Correlation Between CHINA TELECOM and Playa Hotels
Can any of the company-specific risk be diversified away by investing in both CHINA TELECOM and Playa Hotels at the same time? Although using a correlation coefficient on its own may not help to predict future stock returns, this module helps to understand the diversifiable risk of combining CHINA TELECOM and Playa Hotels into the same portfolio, which is an essential part of the fundamental portfolio management process.
By analyzing existing cross correlation between CHINA TELECOM H and Playa Hotels Resorts, you can compare the effects of market volatilities on CHINA TELECOM and Playa Hotels and check how they will diversify away market risk if combined in the same portfolio for a given time horizon. You can also utilize pair trading strategies of matching a long position in CHINA TELECOM with a short position of Playa Hotels. Check out your portfolio center. Please also check ongoing floating volatility patterns of CHINA TELECOM and Playa Hotels.
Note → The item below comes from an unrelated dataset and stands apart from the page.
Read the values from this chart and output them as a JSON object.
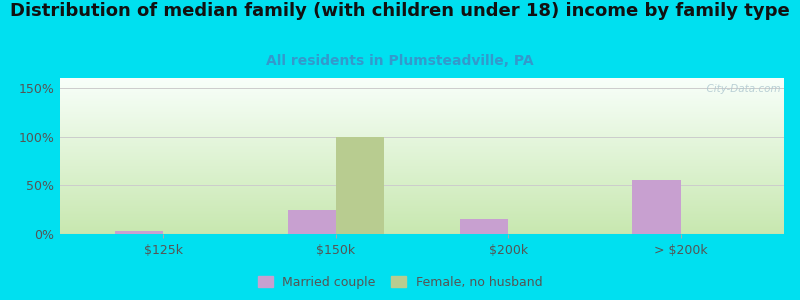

Diversification Opportunities for CHINA TELECOM and Playa Hotels
-0.28 | Correlation Coefficient |
Very good diversification
The 3 months correlation between CHINA and Playa is -0.28. Overlapping area represents the amount of risk that can be diversified away by holding CHINA TELECOM H and Playa Hotels Resorts in the same portfolio, assuming nothing else is changed. The correlation between historical prices or returns on Playa Hotels Resorts and CHINA TELECOM is a relative statistical measure of the degree to which these equity instruments tend to move together. The correlation coefficient measures the extent to which returns on CHINA TELECOM H are associated (or correlated) with Playa Hotels. Values of the correlation coefficient range from -1 to +1, where. The correlation of zero (0) is possible when the price movement of Playa Hotels Resorts has no effect on the direction of CHINA TELECOM i.e., CHINA TELECOM and Playa Hotels go up and down completely randomly.
Pair Corralation between CHINA TELECOM and Playa Hotels
If you would invest 915.00 in Playa Hotels Resorts on September 25, 2024 and sell it today you would earn a total of 5.00 from holding Playa Hotels Resorts or generate 0.55% return on investment over 90 days.
Time Period | 3 Months [change] |
Direction | Moves Against |
Strength | Insignificant |
Accuracy | 100.0% |
Values | Daily Returns |
CHINA TELECOM H vs. Playa Hotels Resorts
Performance |
Timeline |
CHINA TELECOM H |
Playa Hotels Resorts |
CHINA TELECOM and Playa Hotels Volatility Contrast
Predicted Return Density |
Returns |
Pair Trading with CHINA TELECOM and Playa Hotels
The main advantage of trading using opposite CHINA TELECOM and Playa Hotels positions is that it hedges away some unsystematic risk. Because of two separate transactions, even if CHINA TELECOM position performs unexpectedly, Playa Hotels can make up some of the losses. Pair trading also minimizes risk from directional movements in the market. For example, if an entire industry or sector drops because of unexpected headlines, the short position in Playa Hotels will offset losses from the drop in Playa Hotels' long position.CHINA TELECOM vs. PUBLIC STORAGE PRFO | CHINA TELECOM vs. TERADATA | CHINA TELECOM vs. MICRONIC MYDATA | CHINA TELECOM vs. INFORMATION SVC GRP |
Playa Hotels vs. CHINA TELECOM H | Playa Hotels vs. Major Drilling Group | Playa Hotels vs. Comba Telecom Systems | Playa Hotels vs. MINCO SILVER |
Check out your portfolio center.Note that this page's information should be used as a complementary analysis to find the right mix of equity instruments to add to your existing portfolios or create a brand new portfolio. You can also try the Pattern Recognition module to use different Pattern Recognition models to time the market across multiple global exchanges.